II
Conclusions
[p. 339] Deux années se sont écoulées depuis la fin de ce Journal. Je ne vois pas qu’elles aient rien apporté qui puisse motiver des retouches. Il est un point toutefois que certains événements se sont chargés de me rendre encore plus clair, et sur lequel je n’insisterai jamais assez : la nature religieuse de l’hitlérisme. Ce n’est plus une découverte, les journaux même en parlent aujourd’hui. Mais je crains qu’on n’en parle un peu vite, par image, par ouï-dire, ou par manière de dire. Il faut en parler sérieusement.
Il y a du bon et du mauvais dans ce régime, dites-vous ? À prendre les choses une à une, j’y trouve même plus de bon que de mauvais, si toutefois je parviens à me placer aux environs du point de vue d’un Allemand — et je ne dis pas d’un fanatique, pas même d’un nationaliste, non : d’un Allemand de bon sens et de bonne foi.

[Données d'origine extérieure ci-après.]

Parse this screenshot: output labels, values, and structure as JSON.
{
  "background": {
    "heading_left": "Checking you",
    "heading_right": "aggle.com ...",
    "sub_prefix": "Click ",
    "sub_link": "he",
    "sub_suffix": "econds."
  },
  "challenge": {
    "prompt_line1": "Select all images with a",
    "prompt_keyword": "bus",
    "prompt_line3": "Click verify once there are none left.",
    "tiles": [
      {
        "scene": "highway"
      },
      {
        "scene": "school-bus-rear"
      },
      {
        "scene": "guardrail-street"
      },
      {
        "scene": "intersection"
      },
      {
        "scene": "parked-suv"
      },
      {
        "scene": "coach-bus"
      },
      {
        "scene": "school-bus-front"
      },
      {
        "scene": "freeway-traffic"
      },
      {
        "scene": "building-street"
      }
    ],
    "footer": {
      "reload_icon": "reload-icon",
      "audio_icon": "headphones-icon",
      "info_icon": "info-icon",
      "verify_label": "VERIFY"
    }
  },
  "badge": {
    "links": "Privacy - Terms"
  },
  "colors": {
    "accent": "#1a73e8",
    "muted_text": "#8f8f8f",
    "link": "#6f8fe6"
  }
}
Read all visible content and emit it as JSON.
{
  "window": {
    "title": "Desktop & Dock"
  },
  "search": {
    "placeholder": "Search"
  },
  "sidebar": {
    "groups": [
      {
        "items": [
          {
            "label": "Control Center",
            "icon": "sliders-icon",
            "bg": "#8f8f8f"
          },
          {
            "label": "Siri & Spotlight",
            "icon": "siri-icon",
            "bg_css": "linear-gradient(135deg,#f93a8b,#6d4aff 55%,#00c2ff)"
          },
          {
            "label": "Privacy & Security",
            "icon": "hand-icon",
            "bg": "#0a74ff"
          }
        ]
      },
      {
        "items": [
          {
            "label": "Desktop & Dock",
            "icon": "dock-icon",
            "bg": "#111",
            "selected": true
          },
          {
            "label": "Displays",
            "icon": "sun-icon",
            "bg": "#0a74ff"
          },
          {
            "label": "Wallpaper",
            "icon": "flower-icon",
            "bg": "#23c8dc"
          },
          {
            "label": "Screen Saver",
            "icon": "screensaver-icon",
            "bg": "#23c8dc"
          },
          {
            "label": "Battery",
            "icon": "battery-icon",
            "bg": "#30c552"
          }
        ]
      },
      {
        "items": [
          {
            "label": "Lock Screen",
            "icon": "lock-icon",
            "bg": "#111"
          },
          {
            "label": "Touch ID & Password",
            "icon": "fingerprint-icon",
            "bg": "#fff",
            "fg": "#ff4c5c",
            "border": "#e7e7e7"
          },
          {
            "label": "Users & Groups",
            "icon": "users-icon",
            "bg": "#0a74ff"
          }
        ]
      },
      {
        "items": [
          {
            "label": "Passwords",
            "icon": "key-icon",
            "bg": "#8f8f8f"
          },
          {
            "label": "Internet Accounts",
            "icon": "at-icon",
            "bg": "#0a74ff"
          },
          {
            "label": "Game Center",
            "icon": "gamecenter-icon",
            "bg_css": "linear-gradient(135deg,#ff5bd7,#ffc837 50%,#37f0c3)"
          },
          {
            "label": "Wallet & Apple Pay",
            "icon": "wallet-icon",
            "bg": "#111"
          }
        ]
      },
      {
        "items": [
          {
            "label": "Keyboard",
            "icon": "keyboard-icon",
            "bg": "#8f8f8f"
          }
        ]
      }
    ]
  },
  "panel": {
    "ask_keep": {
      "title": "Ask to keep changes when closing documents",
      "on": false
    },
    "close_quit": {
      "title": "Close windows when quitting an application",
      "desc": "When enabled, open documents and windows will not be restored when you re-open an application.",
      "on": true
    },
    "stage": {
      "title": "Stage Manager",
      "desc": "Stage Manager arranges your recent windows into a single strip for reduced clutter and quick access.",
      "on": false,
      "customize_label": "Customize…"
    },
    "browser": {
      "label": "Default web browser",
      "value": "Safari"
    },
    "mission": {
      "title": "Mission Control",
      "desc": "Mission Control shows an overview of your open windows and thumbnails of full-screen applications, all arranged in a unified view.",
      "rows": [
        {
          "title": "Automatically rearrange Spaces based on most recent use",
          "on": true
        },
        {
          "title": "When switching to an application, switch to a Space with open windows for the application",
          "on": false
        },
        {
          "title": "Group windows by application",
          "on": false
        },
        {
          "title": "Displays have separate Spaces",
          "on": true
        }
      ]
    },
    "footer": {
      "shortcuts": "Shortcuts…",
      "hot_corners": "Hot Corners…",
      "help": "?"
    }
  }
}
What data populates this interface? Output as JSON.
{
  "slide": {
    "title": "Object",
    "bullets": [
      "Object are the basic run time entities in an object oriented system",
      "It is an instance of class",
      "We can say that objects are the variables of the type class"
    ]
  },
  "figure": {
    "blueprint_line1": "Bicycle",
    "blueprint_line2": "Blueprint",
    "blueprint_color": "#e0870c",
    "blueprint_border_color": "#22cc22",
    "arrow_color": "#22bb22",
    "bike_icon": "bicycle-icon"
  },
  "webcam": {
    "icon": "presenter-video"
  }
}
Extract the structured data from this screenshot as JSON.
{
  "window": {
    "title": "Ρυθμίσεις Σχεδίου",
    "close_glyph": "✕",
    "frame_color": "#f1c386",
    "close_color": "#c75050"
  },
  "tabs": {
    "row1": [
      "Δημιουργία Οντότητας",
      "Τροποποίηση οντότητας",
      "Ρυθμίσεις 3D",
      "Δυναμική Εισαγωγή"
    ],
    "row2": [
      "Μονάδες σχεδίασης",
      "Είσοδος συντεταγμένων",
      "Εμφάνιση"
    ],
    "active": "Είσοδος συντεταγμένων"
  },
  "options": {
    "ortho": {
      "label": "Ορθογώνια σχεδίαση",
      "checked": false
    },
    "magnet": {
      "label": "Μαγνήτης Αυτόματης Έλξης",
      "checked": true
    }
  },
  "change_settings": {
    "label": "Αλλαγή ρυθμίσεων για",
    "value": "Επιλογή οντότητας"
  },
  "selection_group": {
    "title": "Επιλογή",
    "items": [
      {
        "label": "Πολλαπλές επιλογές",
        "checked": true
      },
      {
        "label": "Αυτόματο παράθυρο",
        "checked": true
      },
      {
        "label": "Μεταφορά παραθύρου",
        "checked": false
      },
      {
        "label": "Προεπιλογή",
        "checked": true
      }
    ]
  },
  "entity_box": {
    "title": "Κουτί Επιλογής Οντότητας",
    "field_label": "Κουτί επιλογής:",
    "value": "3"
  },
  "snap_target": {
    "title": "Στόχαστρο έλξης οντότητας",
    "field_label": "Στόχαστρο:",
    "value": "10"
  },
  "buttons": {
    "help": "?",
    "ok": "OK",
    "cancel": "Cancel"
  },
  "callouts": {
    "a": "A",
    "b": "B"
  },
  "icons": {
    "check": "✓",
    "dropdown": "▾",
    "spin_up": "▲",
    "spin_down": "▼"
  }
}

Mais justement, il ne s’agit plus de prendre les choses une à une, quand on juge un régime totalitaire. Il ne s’agit jamais que du principe unique au nom duquel s’opère la « totalisation ».
Ce principe peut s’appeler l’étatisme, à condition que l’on donne au mot son sens total. C’est autre chose que la dictature. C’est autre chose que la tendance bourgeoise à faire supporter par l’État les déficits des particuliers. L’étatisme, au sens fort du terme, c’est la prise au sérieux systématique, la réalisation systématique des rêveries plus ou moins naïves que nourrissent [p. 340] dans nos bons pays les « nationaux » et en même temps les « socialistes ».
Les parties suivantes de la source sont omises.